Oil prices will not recover to pre-coronavirus levels as quickly as they fell, Head of Oil Markets at Rystad Energy Bjornar Tonhaugen said, Trend reports.
“As the crude markets are rebalancing now in June, according to our latest crude supply-demand balances, the focus in the markets now will shift to the speed of the recovery. How quickly demand will return will from now on be the key factor on how prices move,” said Tonhaugen.
The analyst noted that the new OPEC+ meeting is only two weeks away (9 June) and will be key to understand the pace of the recovery in oil prices in the second half of the year.

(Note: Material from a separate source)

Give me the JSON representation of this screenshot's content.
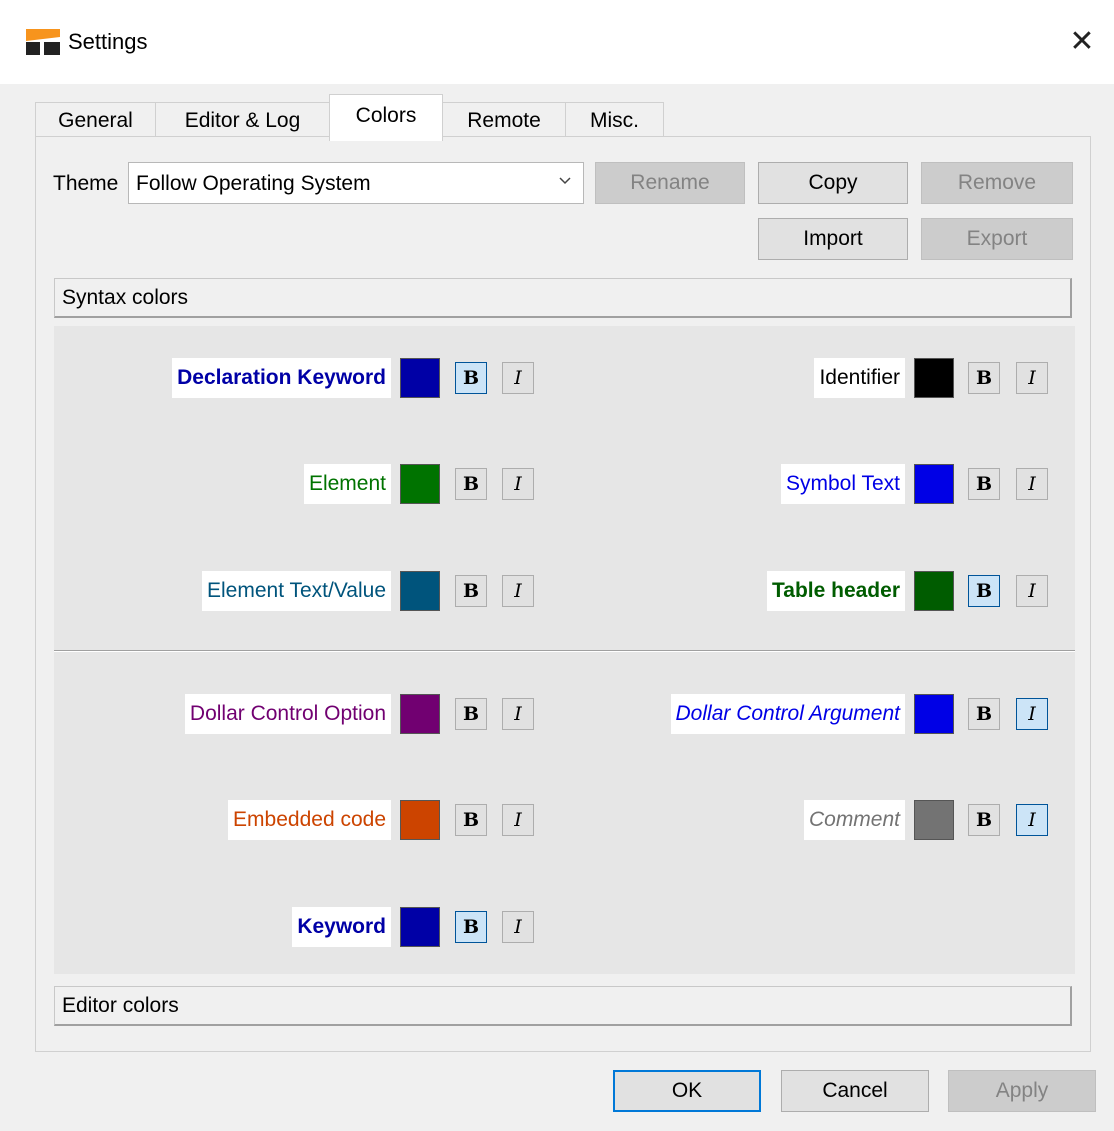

“The demand recovery is ongoing with increased pick-up in daily oil consumption indicators, especially on-road traffic. However, as Memorial Day marks the start of the “US driving season”, this year the uncertainty around the current travel patterns in the US is so great that the American Automobile Association did not release its Memorial Day travel forecast for the first time in 20 years,” said Tonhaugen.
The expert believes that the prices have reached a level that they will now keep for a while.
“Unless there is an unexpected demand indication that will move markets, the next milestone is June’s OPEC+ meeting. Developments there will determine how supply will follow up and everyone’s eyes are now set on that date. Most of the production that was to be shut is now already shut, and producers count down until the day they will be able to recover some of the output that’s put on ice. It is going to be a slow path to recovery though, as oil stocks on onshore and offshore storage also need to find willing buyers. Prices will not recover to pre-coronavirus levels as quickly as they fell,” Tonhaugen explained.
Last week’s tensions between the US and China have not yet produced any trade action from either side and fears have eased a little among traders, explaining the modest price gains this morning, added the expert.